The Not-So-Hidden Bias of AI

Why artificial intelligence is biased, and what we can do about it.

Posted Jan 07, 2020

Photo by Markus Spiske on Unsplash
Source: Photo by Markus Spiske on Unsplash

Is AI prejudiced? Is deep learning biased? The short answer is yes. Because without safeguards, machines simply replicate what humans do, and humans themselves are biased. 

At the Learning Agency Lab, we’ve increasingly been working on issues of artificial intelligence and natural language processing in education, and we’ve seen something missing in the debate over bias within AI-based tools.

Too often, people forget that without clear checks, AI will develop forms of bias. Indeed, the “natural” approach of machine learning is to develop a bias.

The reason for this issue is simple. AI models try to “imitate” humans, and humans are biased. We are a deeply social species, one that easily defines “in” and “out” groups based on made-up social distinctions. In other words, we learn biases easily and quickly. 

At the same time, almost all AI technologies rely on large sets of training data that have been created by people. People often have biases, both conscious and unconscious, and these biases easily slip into algorithms.

In some cases, the process of building an algorithm might amplify the bias present in human scorers. In other cases, the process might attenuate the bias. But without some checks, the patterns will pass from humans to machines. 

These biases can have a dramatic impact. Some Amazon technology tools cannot identify darker skin tones or consider that Google Photos has auto-tagged black people as gorillas. 

Sometimes the bias is subtle. Many natural-language-processing programs—basically ed-tech tools for writing—tend to be trained on “standard” or “professional” English and do not account for valid dialects, like African-American Vernacular English. 

In education and the science of learning space, bias can have a particularly large effect for a number of reasons, often due to the complexity of schooling and the nature of context in learning engineering

But consider that the testing company ETS estimates that one of their AI tools created a whopping difference of over two points (on a seven-point scale) between the group that the algorithm was most biased in favor of (test-takers from China) and the group that the algorithm was most biased against (African American test-takers) when compared to expert rater evaluations.

Follow-up research suggested a reason why the ETS program was so biased: The algorithm over-valued textual complexity and under-valued the development of ideas. For instance, it was fooled by “shell text”—text memorized and inserted into essays, but largely devoid of content. 

Test-takers from China frequently began essays with two or three sentences that they had memorized beforehand, followed by repetitive, less elaborate sentences that failed to develop an argument fully. Expert human raters were less impressed by such tactics. Expert human raters were also more open to departures from the traditional five-paragraph essay format.
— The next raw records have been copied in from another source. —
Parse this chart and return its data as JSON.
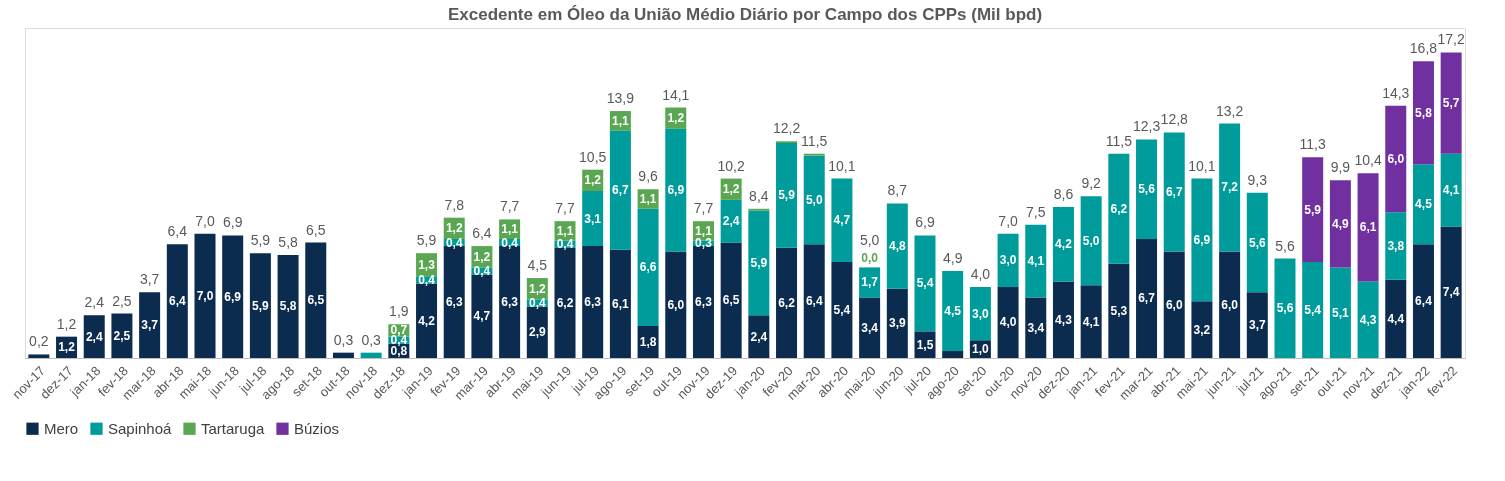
{
  "chart_data": {
    "type": "bar",
    "stacked": true,
    "title": "Excedente em Óleo da União Médio Diário por Campo dos CPPs (Mil bpd)",
    "legend": "bottom",
    "grid": false,
    "categories": [
      "nov-17",
      "dez-17",
      "jan-18",
      "fev-18",
      "mar-18",
      "abr-18",
      "mai-18",
      "jun-18",
      "jul-18",
      "ago-18",
      "set-18",
      "out-18",
      "nov-18",
      "dez-18",
      "jan-19",
      "fev-19",
      "mar-19",
      "abr-19",
      "mai-19",
      "jun-19",
      "jul-19",
      "ago-19",
      "set-19",
      "out-19",
      "nov-19",
      "dez-19",
      "jan-20",
      "fev-20",
      "mar-20",
      "abr-20",
      "mai-20",
      "jun-20",
      "jul-20",
      "ago-20",
      "set-20",
      "out-20",
      "nov-20",
      "dez-20",
      "jan-21",
      "fev-21",
      "mar-21",
      "abr-21",
      "mai-21",
      "jun-21",
      "jul-21",
      "ago-21",
      "set-21",
      "out-21",
      "nov-21",
      "dez-21",
      "jan-22",
      "fev-22"
    ],
    "series": [
      {
        "name": "Mero",
        "color": "#0b2b4f",
        "values": [
          0.2,
          1.2,
          2.4,
          2.5,
          3.7,
          6.4,
          7.0,
          6.9,
          5.9,
          5.8,
          6.5,
          0.3,
          null,
          0.8,
          4.2,
          6.3,
          4.7,
          6.3,
          2.9,
          6.2,
          6.3,
          6.1,
          1.8,
          6.0,
          6.3,
          6.5,
          2.4,
          6.2,
          6.4,
          5.4,
          3.4,
          3.9,
          1.5,
          0.4,
          1.0,
          4.0,
          3.4,
          4.3,
          4.1,
          5.3,
          6.7,
          6.0,
          3.2,
          6.0,
          3.7,
          null,
          null,
          null,
          null,
          4.4,
          6.4,
          7.4
        ],
        "value_labels": [
          null,
          "1,2",
          "2,4",
          "2,5",
          "3,7",
          "6,4",
          "7,0",
          "6,9",
          "5,9",
          "5,8",
          "6,5",
          null,
          null,
          "0,8",
          "4,2",
          "6,3",
          "4,7",
          "6,3",
          "2,9",
          "6,2",
          "6,3",
          "6,1",
          "1,8",
          "6,0",
          "6,3",
          "6,5",
          "2,4",
          "6,2",
          "6,4",
          "5,4",
          "3,4",
          "3,9",
          "1,5",
          null,
          "1,0",
          "4,0",
          "3,4",
          "4,3",
          "4,1",
          "5,3",
          "6,7",
          "6,0",
          "3,2",
          "6,0",
          "3,7",
          null,
          null,
          null,
          null,
          "4,4",
          "6,4",
          "7,4"
        ]
      },
      {
        "name": "Sapinhoá",
        "color": "#009b9b",
        "values": [
          null,
          null,
          null,
          null,
          null,
          null,
          null,
          null,
          null,
          null,
          null,
          null,
          0.3,
          0.4,
          0.4,
          0.4,
          0.4,
          0.4,
          0.4,
          0.4,
          3.1,
          6.7,
          6.6,
          6.9,
          0.3,
          2.4,
          5.9,
          5.9,
          5.0,
          4.7,
          1.7,
          4.8,
          5.4,
          4.5,
          3.0,
          3.0,
          4.1,
          4.2,
          5.0,
          6.2,
          5.6,
          6.7,
          6.9,
          7.2,
          5.6,
          5.6,
          5.4,
          5.1,
          4.3,
          3.8,
          4.5,
          4.1
        ],
        "value_labels": [
          null,
          null,
          null,
          null,
          null,
          null,
          null,
          null,
          null,
          null,
          null,
          null,
          null,
          "0,4",
          "0,4",
          "0,4",
          "0,4",
          "0,4",
          "0,4",
          "0,4",
          "3,1",
          "6,7",
          "6,6",
          "6,9",
          "0,3",
          "2,4",
          "5,9",
          "5,9",
          "5,0",
          "4,7",
          "1,7",
          "4,8",
          "5,4",
          "4,5",
          "3,0",
          "3,0",
          "4,1",
          "4,2",
          "5,0",
          "6,2",
          "5,6",
          "6,7",
          "6,9",
          "7,2",
          "5,6",
          "5,6",
          "5,4",
          "5,1",
          "4,3",
          "3,8",
          "4,5",
          "4,1"
        ]
      },
      {
        "name": "Tartaruga",
        "color": "#5aa652",
        "values": [
          null,
          null,
          null,
          null,
          null,
          null,
          null,
          null,
          null,
          null,
          null,
          null,
          null,
          0.7,
          1.3,
          1.2,
          1.2,
          1.1,
          1.2,
          1.1,
          1.2,
          1.1,
          1.1,
          1.2,
          1.1,
          1.2,
          0.1,
          0.1,
          0.1,
          null,
          0.0,
          null,
          null,
          null,
          null,
          null,
          null,
          null,
          null,
          null,
          null,
          null,
          null,
          null,
          null,
          null,
          null,
          null,
          null,
          null,
          null,
          null
        ],
        "value_labels": [
          null,
          null,
          null,
          null,
          null,
          null,
          null,
          null,
          null,
          null,
          null,
          null,
          null,
          "0,7",
          "1,3",
          "1,2",
          "1,2",
          "1,1",
          "1,2",
          "1,1",
          "1,2",
          "1,1",
          "1,1",
          "1,2",
          "1,1",
          "1,2",
          null,
          null,
          null,
          null,
          "0,0",
          null,
          null,
          null,
          null,
          null,
          null,
          null,
          null,
          null,
          null,
          null,
          null,
          null,
          null,
          null,
          null,
          null,
          null,
          null,
          null,
          null
        ]
      },
      {
        "name": "Búzios",
        "color": "#7030a0",
        "values": [
          null,
          null,
          null,
          null,
          null,
          null,
          null,
          null,
          null,
          null,
          null,
          null,
          null,
          null,
          null,
          null,
          null,
          null,
          null,
          null,
          null,
          null,
          null,
          null,
          null,
          null,
          null,
          null,
          null,
          null,
          null,
          null,
          null,
          null,
          null,
          null,
          null,
          null,
          null,
          null,
          null,
          null,
          null,
          null,
          null,
          null,
          5.9,
          4.9,
          6.1,
          6.0,
          5.8,
          5.7
        ],
        "value_labels": [
          null,
          null,
          null,
          null,
          null,
          null,
          null,
          null,
          null,
          null,
          null,
          null,
          null,
          null,
          null,
          null,
          null,
          null,
          null,
          null,
          null,
          null,
          null,
          null,
          null,
          null,
          null,
          null,
          null,
          null,
          null,
          null,
          null,
          null,
          null,
          null,
          null,
          null,
          null,
          null,
          null,
          null,
          null,
          null,
          null,
          null,
          "5,9",
          "4,9",
          "6,1",
          "6,0",
          "5,8",
          "5,7"
        ]
      }
    ],
    "totals": [
      "0,2",
      "1,2",
      "2,4",
      "2,5",
      "3,7",
      "6,4",
      "7,0",
      "6,9",
      "5,9",
      "5,8",
      "6,5",
      "0,3",
      "0,3",
      "1,9",
      "5,9",
      "7,8",
      "6,4",
      "7,7",
      "4,5",
      "7,7",
      "10,5",
      "13,9",
      "9,6",
      "14,1",
      "7,7",
      "10,2",
      "8,4",
      "12,2",
      "11,5",
      "10,1",
      "5,0",
      "8,7",
      "6,9",
      "4,9",
      "4,0",
      "7,0",
      "7,5",
      "8,6",
      "9,2",
      "11,5",
      "12,3",
      "12,8",
      "10,1",
      "13,2",
      "9,3",
      "5,6",
      "11,3",
      "9,9",
      "10,4",
      "14,3",
      "16,8",
      "17,2"
    ]
  }
}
The ETS solution to this problem has been to keep humans in the loop. Others should take a similar approach and use humans when designing systems that are interactive. Keeping a human in the loop can improve the performance of systems by bridging the gap between humans and machines. 

Another approach is identifying  (and removing) biased ratings from the AI training set. In this approach, subjectivity lexicons are built and used to determine the biased language in ratings. The identified biased ratings are then removed from the training data, resulting in improved automated scores   

Another central approach is to mitigate bias at the start of building new models. One way to do this is to include a domain-specific data set in addition to the training data. This additional data set can function as background knowledge for the machine. Essentially, it provides the machine with data that we humans may consider “common sense.”   
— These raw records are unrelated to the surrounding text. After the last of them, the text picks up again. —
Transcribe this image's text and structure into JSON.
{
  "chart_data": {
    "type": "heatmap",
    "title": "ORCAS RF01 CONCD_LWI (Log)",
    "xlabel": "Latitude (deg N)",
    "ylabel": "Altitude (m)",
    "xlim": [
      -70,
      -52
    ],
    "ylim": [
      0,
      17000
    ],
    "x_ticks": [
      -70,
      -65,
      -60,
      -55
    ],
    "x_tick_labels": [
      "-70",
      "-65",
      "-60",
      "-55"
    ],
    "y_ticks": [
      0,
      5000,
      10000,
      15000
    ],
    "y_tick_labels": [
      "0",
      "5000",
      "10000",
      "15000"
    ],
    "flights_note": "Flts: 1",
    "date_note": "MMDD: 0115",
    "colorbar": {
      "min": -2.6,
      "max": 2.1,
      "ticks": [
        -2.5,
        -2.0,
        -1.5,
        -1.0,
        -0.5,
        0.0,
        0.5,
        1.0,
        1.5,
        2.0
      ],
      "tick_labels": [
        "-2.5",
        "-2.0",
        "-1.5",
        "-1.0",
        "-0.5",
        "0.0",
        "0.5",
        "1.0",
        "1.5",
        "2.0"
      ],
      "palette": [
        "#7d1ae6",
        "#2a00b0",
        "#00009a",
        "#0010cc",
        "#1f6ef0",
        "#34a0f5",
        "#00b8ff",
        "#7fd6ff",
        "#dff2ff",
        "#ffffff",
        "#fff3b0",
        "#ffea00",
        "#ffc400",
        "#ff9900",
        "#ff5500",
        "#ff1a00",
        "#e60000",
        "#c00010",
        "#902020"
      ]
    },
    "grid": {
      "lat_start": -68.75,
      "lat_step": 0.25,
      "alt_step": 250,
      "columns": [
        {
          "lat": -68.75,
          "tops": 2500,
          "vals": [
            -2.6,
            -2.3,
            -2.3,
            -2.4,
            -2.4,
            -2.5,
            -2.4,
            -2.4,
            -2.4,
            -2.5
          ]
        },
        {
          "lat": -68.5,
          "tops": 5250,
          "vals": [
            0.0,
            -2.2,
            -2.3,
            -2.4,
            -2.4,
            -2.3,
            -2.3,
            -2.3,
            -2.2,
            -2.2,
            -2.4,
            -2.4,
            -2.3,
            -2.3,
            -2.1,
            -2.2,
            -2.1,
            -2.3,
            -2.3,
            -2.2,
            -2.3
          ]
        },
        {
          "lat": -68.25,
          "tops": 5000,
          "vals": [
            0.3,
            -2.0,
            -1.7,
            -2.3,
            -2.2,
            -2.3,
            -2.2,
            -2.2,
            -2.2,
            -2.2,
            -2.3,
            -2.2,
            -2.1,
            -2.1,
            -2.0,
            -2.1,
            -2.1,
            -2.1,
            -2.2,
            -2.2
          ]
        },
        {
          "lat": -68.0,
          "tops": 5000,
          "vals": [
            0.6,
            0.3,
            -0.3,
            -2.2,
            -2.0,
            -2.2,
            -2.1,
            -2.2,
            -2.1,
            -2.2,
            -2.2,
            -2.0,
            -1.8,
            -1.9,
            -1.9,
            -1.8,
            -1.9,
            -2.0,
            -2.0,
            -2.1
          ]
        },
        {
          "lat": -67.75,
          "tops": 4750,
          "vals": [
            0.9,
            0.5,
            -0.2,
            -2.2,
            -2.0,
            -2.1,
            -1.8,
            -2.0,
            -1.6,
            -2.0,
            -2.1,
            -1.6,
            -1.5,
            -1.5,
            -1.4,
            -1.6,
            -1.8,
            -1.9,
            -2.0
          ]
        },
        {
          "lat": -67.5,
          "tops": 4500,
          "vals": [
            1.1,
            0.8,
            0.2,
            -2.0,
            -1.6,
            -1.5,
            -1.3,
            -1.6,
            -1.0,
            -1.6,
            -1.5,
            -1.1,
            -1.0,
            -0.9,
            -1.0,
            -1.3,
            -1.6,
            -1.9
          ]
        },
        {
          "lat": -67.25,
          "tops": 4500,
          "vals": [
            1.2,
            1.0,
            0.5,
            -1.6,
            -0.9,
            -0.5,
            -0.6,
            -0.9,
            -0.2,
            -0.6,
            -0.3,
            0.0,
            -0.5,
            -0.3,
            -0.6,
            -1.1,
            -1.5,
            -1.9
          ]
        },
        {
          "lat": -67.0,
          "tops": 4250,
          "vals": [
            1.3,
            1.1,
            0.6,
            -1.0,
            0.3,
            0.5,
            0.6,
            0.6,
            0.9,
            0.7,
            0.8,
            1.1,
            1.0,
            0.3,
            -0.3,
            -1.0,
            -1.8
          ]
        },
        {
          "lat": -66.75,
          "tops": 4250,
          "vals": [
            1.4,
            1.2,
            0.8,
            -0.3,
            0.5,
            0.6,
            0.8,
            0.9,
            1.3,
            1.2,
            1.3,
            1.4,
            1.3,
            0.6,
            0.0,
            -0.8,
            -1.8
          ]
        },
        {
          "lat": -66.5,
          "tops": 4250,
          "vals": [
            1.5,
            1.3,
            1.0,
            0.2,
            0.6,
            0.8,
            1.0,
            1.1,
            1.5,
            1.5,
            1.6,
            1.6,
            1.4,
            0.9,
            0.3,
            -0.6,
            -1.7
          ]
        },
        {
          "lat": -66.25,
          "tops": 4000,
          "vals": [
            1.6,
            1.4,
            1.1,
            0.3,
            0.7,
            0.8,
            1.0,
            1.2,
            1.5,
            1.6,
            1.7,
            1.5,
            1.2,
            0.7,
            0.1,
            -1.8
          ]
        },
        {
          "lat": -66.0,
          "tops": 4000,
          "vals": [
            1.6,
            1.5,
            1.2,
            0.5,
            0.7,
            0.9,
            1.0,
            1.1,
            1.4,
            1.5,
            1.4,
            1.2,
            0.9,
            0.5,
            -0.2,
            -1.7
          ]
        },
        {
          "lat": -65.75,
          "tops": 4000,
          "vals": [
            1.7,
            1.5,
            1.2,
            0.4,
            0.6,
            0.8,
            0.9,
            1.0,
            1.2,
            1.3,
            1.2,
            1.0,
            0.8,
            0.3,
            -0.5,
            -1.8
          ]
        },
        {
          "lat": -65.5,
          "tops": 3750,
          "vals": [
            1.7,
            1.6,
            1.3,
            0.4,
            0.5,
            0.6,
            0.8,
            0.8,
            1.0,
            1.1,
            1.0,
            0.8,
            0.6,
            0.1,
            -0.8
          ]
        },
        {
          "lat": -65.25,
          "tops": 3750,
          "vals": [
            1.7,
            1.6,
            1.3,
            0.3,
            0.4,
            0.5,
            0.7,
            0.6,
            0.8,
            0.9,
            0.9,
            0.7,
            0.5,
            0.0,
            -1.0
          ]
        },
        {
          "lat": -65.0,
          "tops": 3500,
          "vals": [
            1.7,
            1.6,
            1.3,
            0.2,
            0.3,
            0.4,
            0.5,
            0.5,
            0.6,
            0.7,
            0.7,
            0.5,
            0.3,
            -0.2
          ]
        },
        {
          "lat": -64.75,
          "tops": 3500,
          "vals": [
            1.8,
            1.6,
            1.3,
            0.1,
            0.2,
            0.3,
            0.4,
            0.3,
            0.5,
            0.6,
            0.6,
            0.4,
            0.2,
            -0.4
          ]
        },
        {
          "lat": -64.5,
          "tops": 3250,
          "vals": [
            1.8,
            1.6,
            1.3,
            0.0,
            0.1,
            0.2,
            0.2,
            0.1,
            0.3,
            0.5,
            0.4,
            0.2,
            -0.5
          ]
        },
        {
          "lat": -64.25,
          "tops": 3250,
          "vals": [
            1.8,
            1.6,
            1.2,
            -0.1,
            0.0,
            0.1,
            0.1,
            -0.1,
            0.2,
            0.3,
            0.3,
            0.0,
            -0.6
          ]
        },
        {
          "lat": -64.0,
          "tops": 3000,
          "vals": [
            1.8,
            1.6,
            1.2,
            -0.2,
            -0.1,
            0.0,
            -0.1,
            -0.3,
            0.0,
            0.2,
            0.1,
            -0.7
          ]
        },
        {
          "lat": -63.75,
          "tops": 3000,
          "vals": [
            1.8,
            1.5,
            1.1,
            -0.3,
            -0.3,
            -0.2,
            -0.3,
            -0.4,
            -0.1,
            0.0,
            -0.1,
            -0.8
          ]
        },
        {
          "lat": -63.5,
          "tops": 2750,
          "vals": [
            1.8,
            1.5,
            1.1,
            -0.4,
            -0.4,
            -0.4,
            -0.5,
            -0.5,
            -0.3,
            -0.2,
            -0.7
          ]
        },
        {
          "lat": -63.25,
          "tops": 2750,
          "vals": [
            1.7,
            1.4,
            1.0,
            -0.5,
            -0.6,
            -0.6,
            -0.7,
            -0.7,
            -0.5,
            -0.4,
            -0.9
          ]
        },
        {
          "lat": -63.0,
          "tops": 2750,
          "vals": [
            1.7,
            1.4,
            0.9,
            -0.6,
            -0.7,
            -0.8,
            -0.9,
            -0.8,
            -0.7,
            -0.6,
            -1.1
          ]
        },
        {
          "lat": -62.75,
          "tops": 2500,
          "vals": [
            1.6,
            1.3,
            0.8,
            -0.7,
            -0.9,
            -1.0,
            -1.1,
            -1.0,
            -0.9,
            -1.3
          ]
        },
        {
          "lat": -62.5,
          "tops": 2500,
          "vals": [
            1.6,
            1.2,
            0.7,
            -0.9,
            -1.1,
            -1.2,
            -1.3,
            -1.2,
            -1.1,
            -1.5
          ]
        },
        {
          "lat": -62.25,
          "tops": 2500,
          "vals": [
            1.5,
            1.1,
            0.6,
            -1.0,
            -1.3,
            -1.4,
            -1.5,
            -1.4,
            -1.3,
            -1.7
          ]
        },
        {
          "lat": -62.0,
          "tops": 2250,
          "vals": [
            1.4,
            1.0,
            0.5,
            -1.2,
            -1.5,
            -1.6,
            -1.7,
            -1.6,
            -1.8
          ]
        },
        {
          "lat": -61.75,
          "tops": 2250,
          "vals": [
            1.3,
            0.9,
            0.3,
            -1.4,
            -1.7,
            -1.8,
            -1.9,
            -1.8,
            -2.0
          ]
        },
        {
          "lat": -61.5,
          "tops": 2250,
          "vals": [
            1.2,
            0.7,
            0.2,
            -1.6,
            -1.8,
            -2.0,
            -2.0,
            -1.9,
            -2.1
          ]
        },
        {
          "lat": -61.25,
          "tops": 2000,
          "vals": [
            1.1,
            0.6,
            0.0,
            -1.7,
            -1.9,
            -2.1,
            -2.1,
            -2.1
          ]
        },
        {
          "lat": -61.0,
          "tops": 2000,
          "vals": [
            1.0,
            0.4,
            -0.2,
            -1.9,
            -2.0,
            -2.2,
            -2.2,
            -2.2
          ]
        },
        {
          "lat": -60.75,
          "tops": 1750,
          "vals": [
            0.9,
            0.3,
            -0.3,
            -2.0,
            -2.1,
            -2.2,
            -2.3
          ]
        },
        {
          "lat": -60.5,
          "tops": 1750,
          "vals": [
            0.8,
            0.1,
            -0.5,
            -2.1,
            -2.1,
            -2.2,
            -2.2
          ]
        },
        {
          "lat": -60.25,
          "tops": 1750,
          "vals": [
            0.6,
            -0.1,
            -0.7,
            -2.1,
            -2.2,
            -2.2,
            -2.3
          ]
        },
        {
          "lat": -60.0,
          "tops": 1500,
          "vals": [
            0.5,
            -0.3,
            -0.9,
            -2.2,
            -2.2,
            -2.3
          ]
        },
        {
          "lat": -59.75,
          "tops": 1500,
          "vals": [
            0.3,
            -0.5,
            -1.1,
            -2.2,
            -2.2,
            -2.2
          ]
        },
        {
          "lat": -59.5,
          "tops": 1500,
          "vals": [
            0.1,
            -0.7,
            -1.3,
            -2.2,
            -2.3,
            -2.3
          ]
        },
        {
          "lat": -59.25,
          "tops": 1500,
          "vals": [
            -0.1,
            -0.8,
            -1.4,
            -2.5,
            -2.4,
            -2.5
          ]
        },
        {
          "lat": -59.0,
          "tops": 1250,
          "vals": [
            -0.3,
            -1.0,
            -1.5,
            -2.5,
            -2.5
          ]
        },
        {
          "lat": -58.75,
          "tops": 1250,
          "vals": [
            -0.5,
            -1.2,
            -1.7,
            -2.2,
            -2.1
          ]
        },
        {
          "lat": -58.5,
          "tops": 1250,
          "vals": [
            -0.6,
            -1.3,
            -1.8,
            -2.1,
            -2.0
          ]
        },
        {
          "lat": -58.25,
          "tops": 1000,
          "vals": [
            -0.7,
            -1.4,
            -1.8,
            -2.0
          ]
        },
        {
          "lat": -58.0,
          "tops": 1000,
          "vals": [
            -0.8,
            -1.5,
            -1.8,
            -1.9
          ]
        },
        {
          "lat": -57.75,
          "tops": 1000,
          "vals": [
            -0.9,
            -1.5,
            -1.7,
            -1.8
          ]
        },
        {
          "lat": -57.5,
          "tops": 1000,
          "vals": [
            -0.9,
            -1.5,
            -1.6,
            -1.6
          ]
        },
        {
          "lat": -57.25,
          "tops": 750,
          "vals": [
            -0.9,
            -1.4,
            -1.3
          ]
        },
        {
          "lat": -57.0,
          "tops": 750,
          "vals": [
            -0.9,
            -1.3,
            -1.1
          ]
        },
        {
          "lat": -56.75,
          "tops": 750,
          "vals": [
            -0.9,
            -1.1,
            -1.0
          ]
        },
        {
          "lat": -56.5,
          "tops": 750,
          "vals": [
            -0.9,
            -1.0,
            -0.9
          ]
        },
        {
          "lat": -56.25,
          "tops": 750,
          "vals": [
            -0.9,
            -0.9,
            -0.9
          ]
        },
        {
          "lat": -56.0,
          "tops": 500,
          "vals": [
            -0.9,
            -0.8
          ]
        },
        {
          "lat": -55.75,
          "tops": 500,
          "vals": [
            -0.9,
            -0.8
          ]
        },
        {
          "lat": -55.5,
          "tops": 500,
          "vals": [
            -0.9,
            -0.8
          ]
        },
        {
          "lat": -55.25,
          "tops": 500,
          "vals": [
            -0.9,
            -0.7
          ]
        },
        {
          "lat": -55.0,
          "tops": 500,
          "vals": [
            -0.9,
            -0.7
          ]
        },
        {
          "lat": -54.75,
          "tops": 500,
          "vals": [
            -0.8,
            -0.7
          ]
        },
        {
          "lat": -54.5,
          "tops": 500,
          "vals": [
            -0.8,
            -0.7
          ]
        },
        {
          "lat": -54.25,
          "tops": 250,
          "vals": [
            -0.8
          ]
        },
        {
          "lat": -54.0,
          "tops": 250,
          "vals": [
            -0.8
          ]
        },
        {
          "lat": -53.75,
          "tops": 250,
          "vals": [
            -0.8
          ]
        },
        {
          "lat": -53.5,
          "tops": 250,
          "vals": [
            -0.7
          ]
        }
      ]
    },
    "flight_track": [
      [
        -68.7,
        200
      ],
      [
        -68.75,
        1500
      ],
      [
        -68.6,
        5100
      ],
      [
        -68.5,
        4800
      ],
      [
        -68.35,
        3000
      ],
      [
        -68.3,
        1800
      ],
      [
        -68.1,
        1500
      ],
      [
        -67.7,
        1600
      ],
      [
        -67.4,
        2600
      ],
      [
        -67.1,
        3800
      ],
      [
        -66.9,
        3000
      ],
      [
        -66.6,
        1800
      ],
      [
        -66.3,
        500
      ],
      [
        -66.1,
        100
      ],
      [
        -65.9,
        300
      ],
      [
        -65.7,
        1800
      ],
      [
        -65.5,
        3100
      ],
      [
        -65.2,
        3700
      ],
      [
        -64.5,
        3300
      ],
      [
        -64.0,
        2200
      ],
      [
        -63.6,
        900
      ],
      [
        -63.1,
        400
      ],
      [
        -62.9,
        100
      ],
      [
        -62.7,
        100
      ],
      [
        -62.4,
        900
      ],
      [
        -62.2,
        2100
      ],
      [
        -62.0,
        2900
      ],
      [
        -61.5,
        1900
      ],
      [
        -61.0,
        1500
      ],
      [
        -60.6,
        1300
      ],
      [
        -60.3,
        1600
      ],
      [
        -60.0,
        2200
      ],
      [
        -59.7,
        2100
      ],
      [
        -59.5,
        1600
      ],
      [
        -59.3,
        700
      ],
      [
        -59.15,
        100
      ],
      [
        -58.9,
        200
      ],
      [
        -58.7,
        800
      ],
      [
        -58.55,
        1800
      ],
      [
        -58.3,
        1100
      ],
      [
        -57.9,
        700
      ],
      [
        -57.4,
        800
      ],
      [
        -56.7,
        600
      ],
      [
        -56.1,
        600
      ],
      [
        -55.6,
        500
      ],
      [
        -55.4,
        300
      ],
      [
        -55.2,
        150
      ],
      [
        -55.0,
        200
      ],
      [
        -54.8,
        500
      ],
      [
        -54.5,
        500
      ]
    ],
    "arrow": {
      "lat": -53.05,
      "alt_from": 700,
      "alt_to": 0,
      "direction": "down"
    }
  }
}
Still, there are many open questions for future research to address. Are there better ways of measuring bias? Are there particular approaches that can minimize bias? Can bias be eliminated altogether?

Open data sets and transparent development methods are a few ways we can begin to address these questions. In order to create systems that humans trust, it is crucial that processes are put in place to mitigate discriminatory consequences.